Backpropagation made easy. Backpropagation is so basic in machine learning yet seems so daunting. But actually, it is easier than it seems.

It doesn't take a math genius to learn Machine Learning (ML). Basically, all you need is college first-year level calculus, linear algebra, and probability theory, and you are good to go. But behind the seemingly-benign first impression of ML, there are a lot of mathematical theories related to ML. For many people, the first real obstacle in learning ML is back-propagation (BP). It is the method we use to deduce the gradient of parameters in a neural network (NN). It is a necessary step in the Gradient Descent algorithm to train a model.

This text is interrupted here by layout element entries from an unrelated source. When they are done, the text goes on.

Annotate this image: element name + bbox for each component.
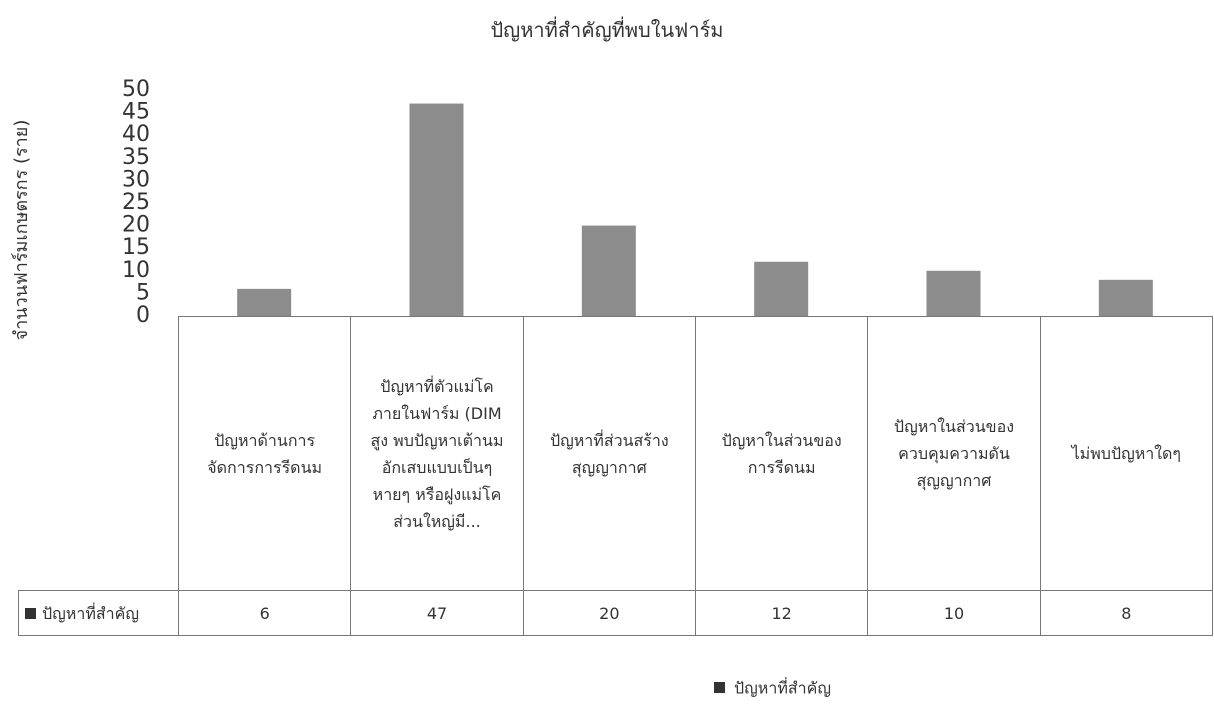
bar [581,225,636,316]
y-tick-label: 50 [122,77,150,102]
bar [926,270,981,316]
data-table-value: 6 [178,590,352,636]
category-cell: ปัญหาในส่วนของควบคุมความดันสุญญากาศ [867,316,1041,591]
category-cell: ไม่พบปัญหาใดๆ [1039,316,1213,591]
chart-title: ปัญหาที่สำคัญที่พบในฟาร์ม [490,18,724,42]
category-cell: ปัญหาที่ส่วนสร้างสุญญากาศ [522,316,696,591]
data-table-value: 47 [350,590,524,636]
data-table-value: 12 [695,590,869,636]
y-tick-label: 15 [122,235,150,260]
data-table-legend: ปัญหาที่สำคัญ [18,590,179,636]
data-table-value: 20 [522,590,696,636]
y-tick-label: 40 [122,122,150,147]
y-tick-label: 20 [122,213,150,238]
category-cell: ปัญหาด้านการจัดการการรีดนม [178,316,352,591]
y-tick-label: 35 [122,145,150,170]
bar [1098,279,1153,316]
category-cell: ปัญหาที่ตัวแม่โคภายในฟาร์ม (DIM สูง พบปั… [350,316,524,591]
legend-label: ปัญหาที่สำคัญ [734,677,831,698]
y-axis-label: จำนวนฟาร์มเกษตรกร (ราย) [11,120,32,341]
legend-key [714,682,725,693]
legend-label: ปัญหาที่สำคัญ [42,603,139,623]
bar [754,261,809,316]
y-tick-label: 0 [136,303,150,328]
legend-key [25,607,36,619]
data-table-value: 8 [1039,590,1213,636]
category-cell: ปัญหาในส่วนของการรีดนม [695,316,869,591]
y-tick-label: 25 [122,190,150,215]
bar [237,288,292,316]
y-tick-label: 10 [122,258,150,283]
y-tick-label: 45 [122,100,150,125]
bar [409,103,464,316]
y-tick-label: 5 [136,280,150,305]
y-tick-label: 30 [122,167,150,192]
data-table-value: 10 [867,590,1041,636]
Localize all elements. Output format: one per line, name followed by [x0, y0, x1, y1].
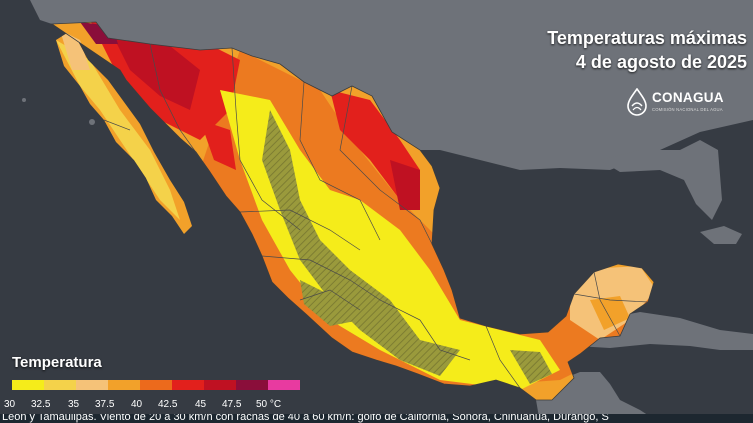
legend-swatch — [108, 380, 140, 390]
legend-title: Temperatura — [12, 354, 102, 371]
bahamas-land — [700, 226, 742, 244]
logo-subtitle: COMISIÓN NACIONAL DEL AGUA — [652, 107, 723, 112]
news-ticker: León y Tamaulipas. Viento de 20 a 30 km/… — [0, 414, 753, 423]
legend-ticks: 30 32.5 35 37.5 40 42.5 45 47.5 50 °C — [0, 399, 320, 413]
legend-swatch — [44, 380, 76, 390]
legend-swatch — [268, 380, 300, 390]
legend-tick-label: 32.5 — [31, 399, 51, 410]
legend-tick-label: 40 — [131, 399, 143, 410]
conagua-logo: CONAGUA COMISIÓN NACIONAL DEL AGUA — [626, 86, 746, 118]
map-title: Temperaturas máximas — [547, 28, 747, 48]
legend-swatch — [172, 380, 204, 390]
usa-land — [0, 0, 753, 170]
conagua-drop-icon — [627, 88, 647, 116]
legend-tick-label: 47.5 — [222, 399, 242, 410]
island — [22, 98, 26, 102]
legend-color-bar — [12, 380, 300, 390]
legend-swatch — [12, 380, 44, 390]
state-borders — [103, 43, 649, 389]
legend-tick-label: 45 — [195, 399, 207, 410]
legend-tick-label: 42.5 — [158, 399, 178, 410]
florida-land — [600, 140, 722, 220]
legend-tick-label: 35 — [68, 399, 80, 410]
ticker-text: León y Tamaulipas. Viento de 20 a 30 km/… — [2, 414, 609, 423]
logo-name: CONAGUA — [652, 90, 724, 105]
legend-tick-label: 30 — [4, 399, 16, 410]
legend-tick-label: 37.5 — [95, 399, 115, 410]
legend-swatch — [204, 380, 236, 390]
legend-tick-label: 50 °C — [256, 399, 282, 410]
legend-swatch — [236, 380, 268, 390]
legend-swatch — [140, 380, 172, 390]
island — [89, 119, 95, 125]
legend-swatch — [76, 380, 108, 390]
map-date: 4 de agosto de 2025 — [575, 52, 747, 72]
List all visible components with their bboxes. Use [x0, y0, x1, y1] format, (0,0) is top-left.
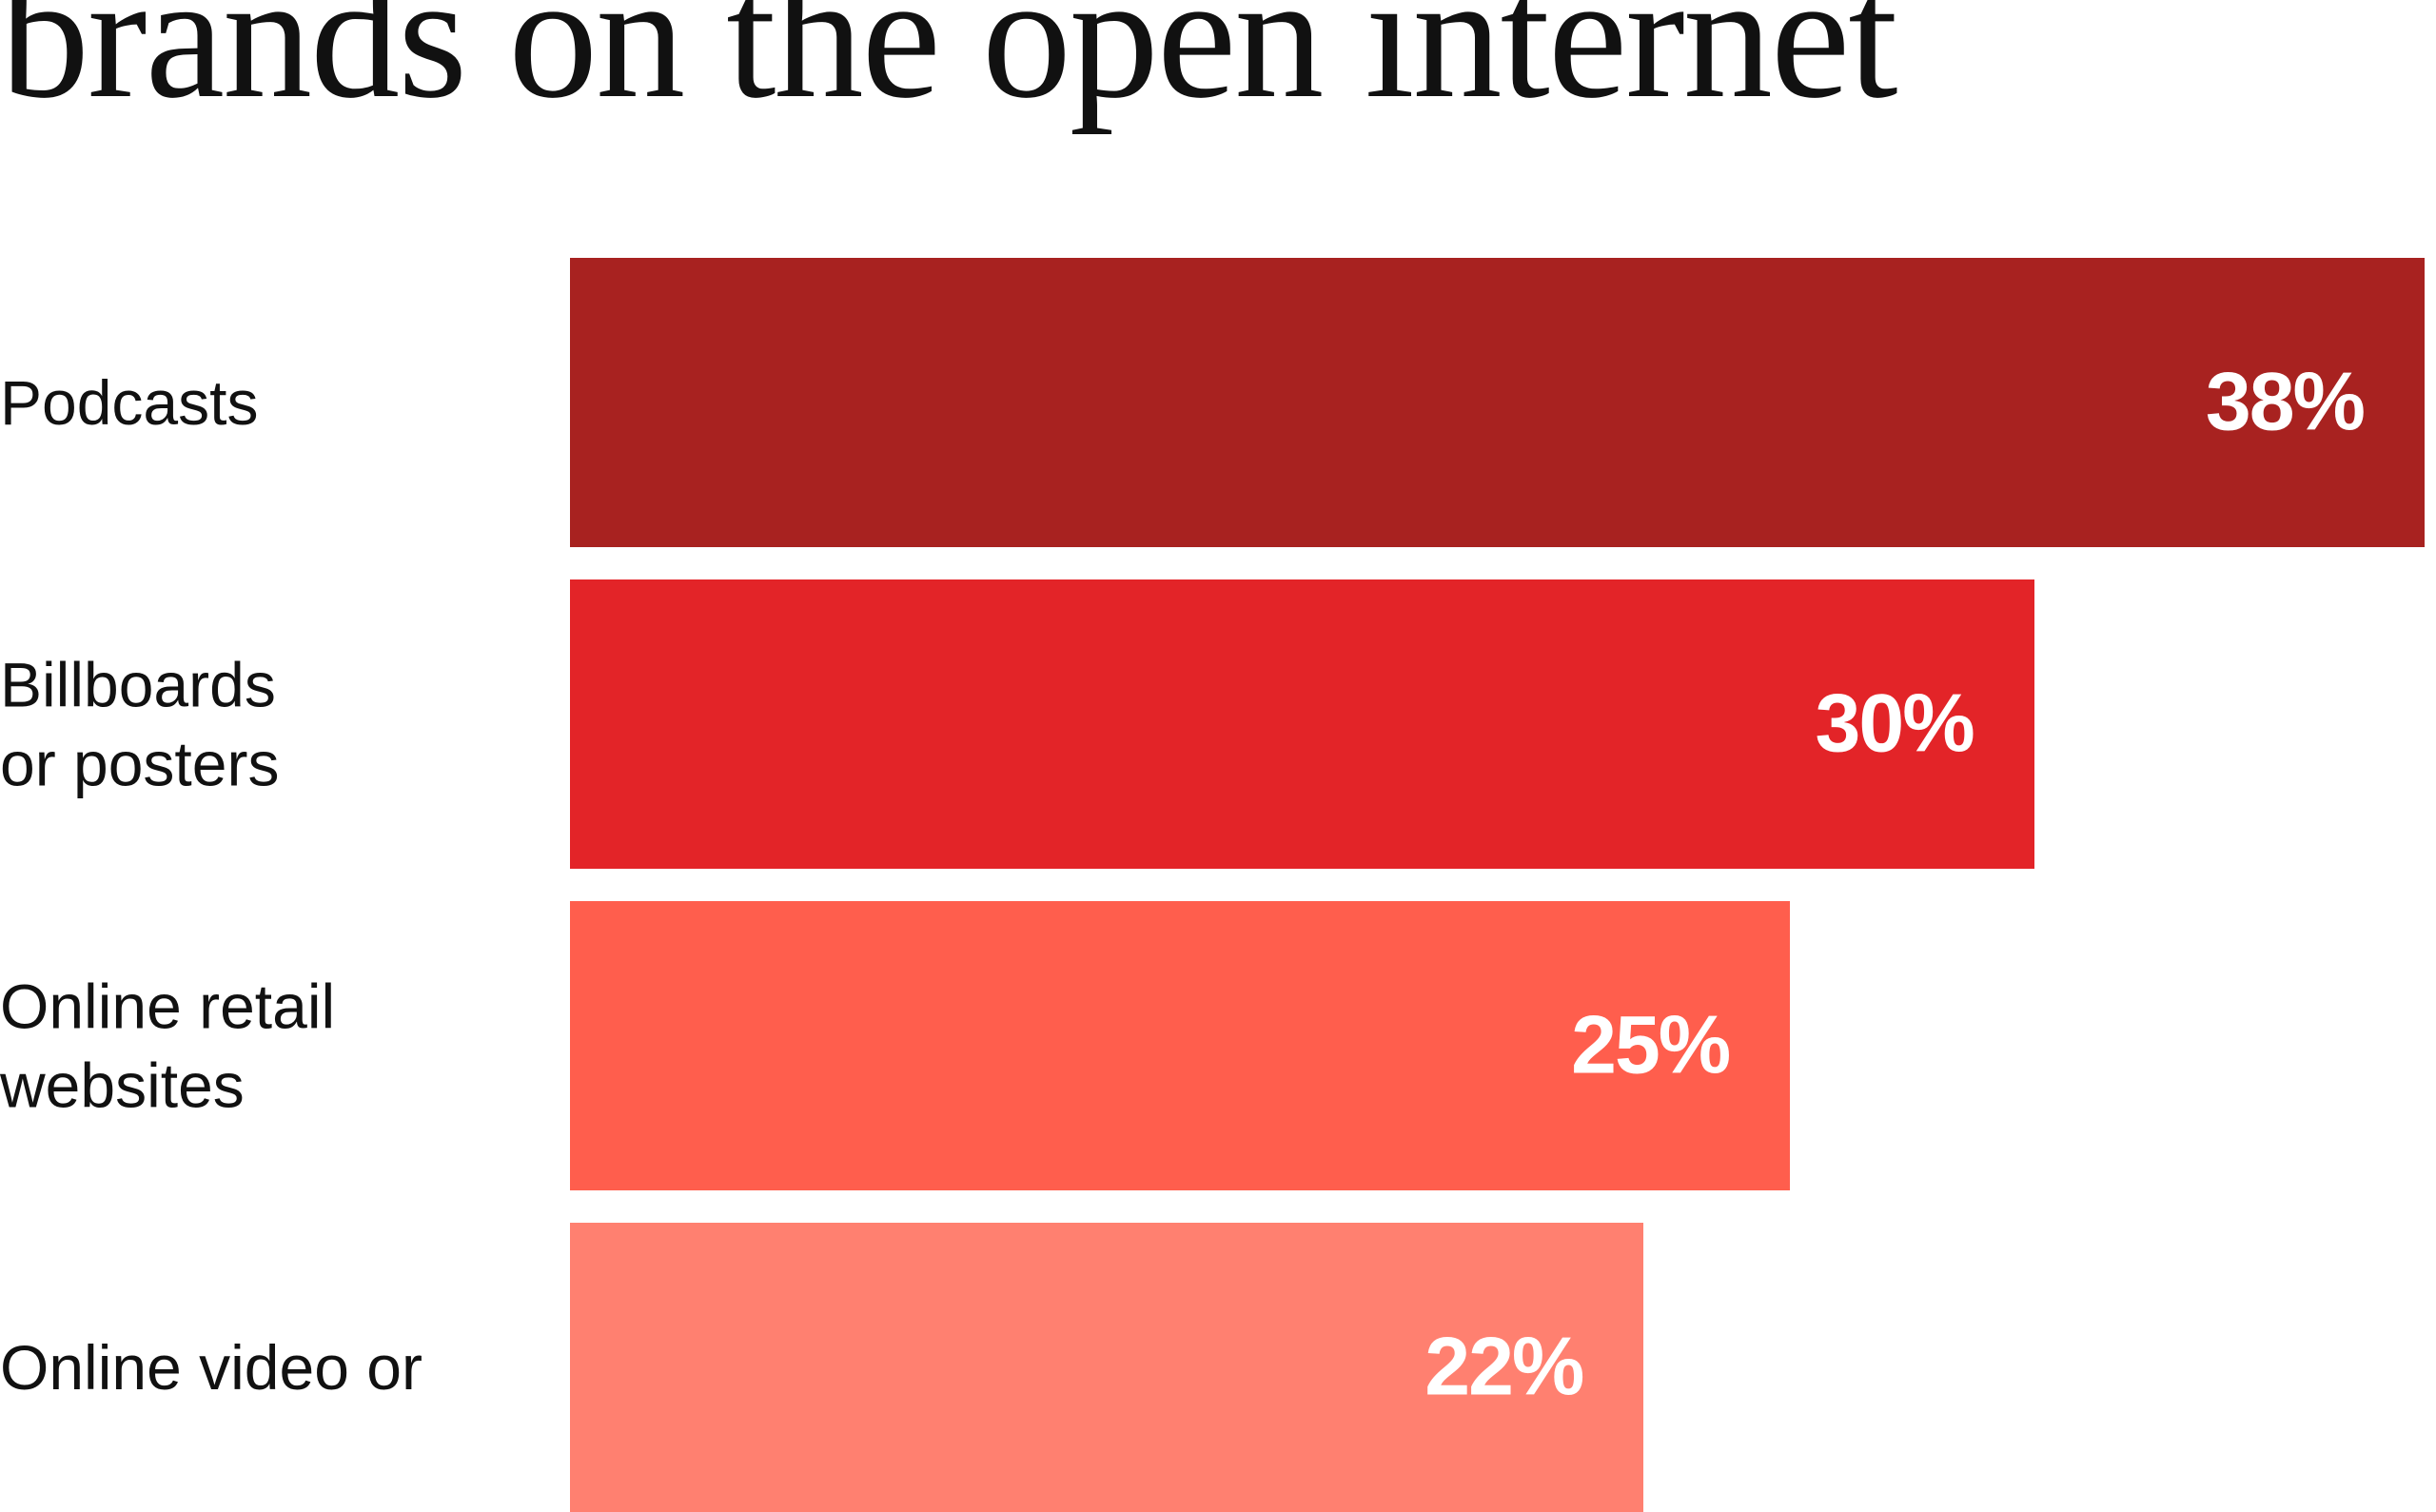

BP is a very basic step in any NN training. It involves chain rule and matrix multiplication. However, the way BP is introduced in many ML courses or tutorials is not satisfactory. When I was first learning BP in Coursera’s Machine Learning class, I was so confused about its calculation process I paused for several months. Meanwhile, I searched for more explanation of BP. I managed to pass the course. I finished the coding assignment. But BP still remains a very messy and confusing blur in my brain.

It doesn’t really hurt if you don’t understand BP at all and simply regard it as a black-box, because Tensorflow or Pytorch can automatically perform BP for you. But recently I was reviewing my notes on ML, and I start to properly understand BP. My method is to set up a simple NN and write down every parameter and variable matrix/vector explicitly and write down the gradient calculation through chain rule for each parameter matrix/vector step by step. At the end of the day, BP turns out to be so much easier than I originally thought.